Chess Performance Rating Calculator

Calculate your tournament performance rating from results

Enter every opponent's rating plus your wins, draws, and losses to compute your tournament performance rating (TPR) with the FIDE rating-difference table and the linear 400-point method side by side. It runs free in your browser on Gera Tools, with nothing uploaded.

Last updated Source: Gera Tools

What is a tournament performance rating?

A performance rating (TPR) is the rating a player would need to have to expect the score they actually achieved against that field of opponents. It measures how strongly you played in a single event, independent of your official rating.
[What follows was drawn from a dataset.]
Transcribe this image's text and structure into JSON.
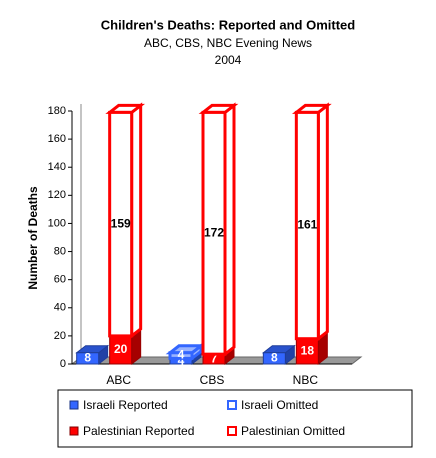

The Chess Performance Rating Calculator tells you how strongly you played at a tournament by turning your opponents’ ratings and your results into a single performance figure. It computes the FIDE rating-difference method and the popular linear approximation so you can compare both.

How it works

A performance rating answers: what rating would justify this score against this field? It always starts from the average opponent rating.
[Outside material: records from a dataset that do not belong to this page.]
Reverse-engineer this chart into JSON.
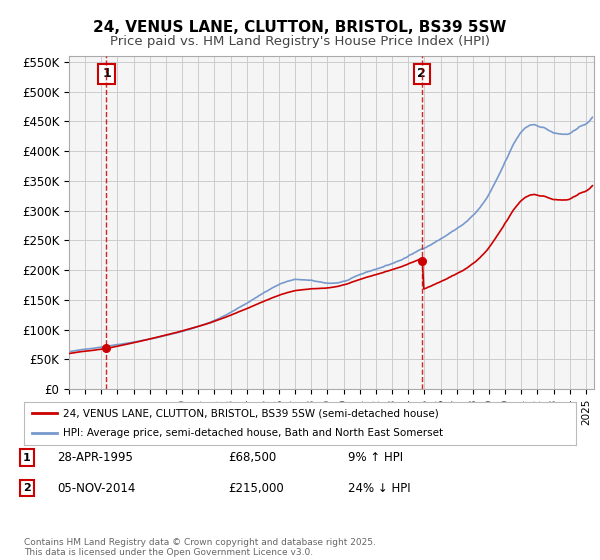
{
  "title": "24, VENUS LANE, CLUTTON, BRISTOL, BS39 5SW",
  "subtitle": "Price paid vs. HM Land Registry's House Price Index (HPI)",
  "ylim": [
    0,
    560000
  ],
  "yticks": [
    0,
    50000,
    100000,
    150000,
    200000,
    250000,
    300000,
    350000,
    400000,
    450000,
    500000,
    550000
  ],
  "ytick_labels": [
    "£0",
    "£50K",
    "£100K",
    "£150K",
    "£200K",
    "£250K",
    "£300K",
    "£350K",
    "£400K",
    "£450K",
    "£500K",
    "£550K"
  ],
  "xlim_start": 1993.0,
  "xlim_end": 2025.5,
  "xticks": [
    1993,
    1994,
    1995,
    1996,
    1997,
    1998,
    1999,
    2000,
    2001,
    2002,
    2003,
    2004,
    2005,
    2006,
    2007,
    2008,
    2009,
    2010,
    2011,
    2012,
    2013,
    2014,
    2015,
    2016,
    2017,
    2018,
    2019,
    2020,
    2021,
    2022,
    2023,
    2024,
    2025
  ],
  "sale1_date": 1995.32,
  "sale1_price": 68500,
  "sale1_label": "1",
  "sale2_date": 2014.84,
  "sale2_price": 215000,
  "sale2_label": "2",
  "property_line_color": "#cc0000",
  "hpi_line_color": "#7799cc",
  "vline_color": "#cc0000",
  "grid_color": "#cccccc",
  "bg_color": "#f5f5f5",
  "legend1": "24, VENUS LANE, CLUTTON, BRISTOL, BS39 5SW (semi-detached house)",
  "legend2": "HPI: Average price, semi-detached house, Bath and North East Somerset",
  "annotation1_date": "28-APR-1995",
  "annotation1_price": "£68,500",
  "annotation1_change": "9% ↑ HPI",
  "annotation2_date": "05-NOV-2014",
  "annotation2_price": "£215,000",
  "annotation2_change": "24% ↓ HPI",
  "footer": "Contains HM Land Registry data © Crown copyright and database right 2025.\nThis data is licensed under the Open Government Licence v3.0.",
  "title_fontsize": 11,
  "subtitle_fontsize": 9.5
}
The FIDE table method then adds a rating difference, dp, that depends only on your score percentage p = score ÷ games:

TPR = average opponent rating + dp(p)

The dp value comes from FIDE’s published table — 0 at 50%, growing to +800 at 100% and −800 at 0%. So a 70% score against 1600-rated opposition performs at about 1600 + 149 = 1749.

The linear method is a faster estimate:

TPR = average opponent rating + 400 × (wins − losses) ÷ games

It matches the table closely near 50% but exaggerates extreme scores, which is why the FIDE table is preferred for official figures.

FIDE dp table reference

The dp values at common score percentages are:

Score %dp
100%+800 (capped)
80%+240
70%+149
60%+72
50%0
40%−72
30%−149
20%−240
0%−800 (capped)

Percentages between table entries are interpolated. For example, a 75% score falls between 70% (dp +149) and 80% (dp +240), producing roughly dp +195.

Worked example

You play a 7-round Swiss tournament with the following results:

  • Opponents (by rating): 1710, 1640, 1780, 1590, 1820, 1650, 1700
  • Results: W, W, D, W, L, W, D

Score: 4.5 out of 7 (wins 4, draws 2, losses 1 = 4.5 points)

Average opponent rating = (1710 + 1640 + 1780 + 1590 + 1820 + 1650 + 1700) / 7
                        = 11890 / 7 = 1698.6

Score percentage = 4.5 / 7 = 64.3%

dp at 64.3% ≈ 99 (interpolated between 60% and 70%)

FIDE TPR ≈ 1698.6 + 99 = 1797.6

Linear TPR = 1698.6 + 400 × (4 − 1) / 7 = 1698.6 + 171 = 1869.6

The linear method here noticeably overstates the performance compared to the FIDE table method. This gap widens as score percentages move away from 50%.

What performance rating is used for

Performance ratings serve a different purpose from your official FIDE rating. They measure a single event in isolation rather than your long-term playing strength. Common uses:

  • Norm calculations — FIDE norms for IM, GM, and WGM titles require both a minimum score and a minimum performance rating against a qualifying average opposition. The TPR is central to determining whether you have achieved a norm.
  • Comparing tournaments — a player who scored 4/5 against a 2200-average field performed very differently from one who scored 4/5 against a 1600 field, even though the raw score is the same.
  • Identifying form peaks — a significantly higher TPR than your current rating suggests you played above your established level; a lower one suggests you underperformed.

Make sure you enter exactly one opponent rating per game — the tool checks this and uses the count to compute both your average opposition and your score percentage accurately.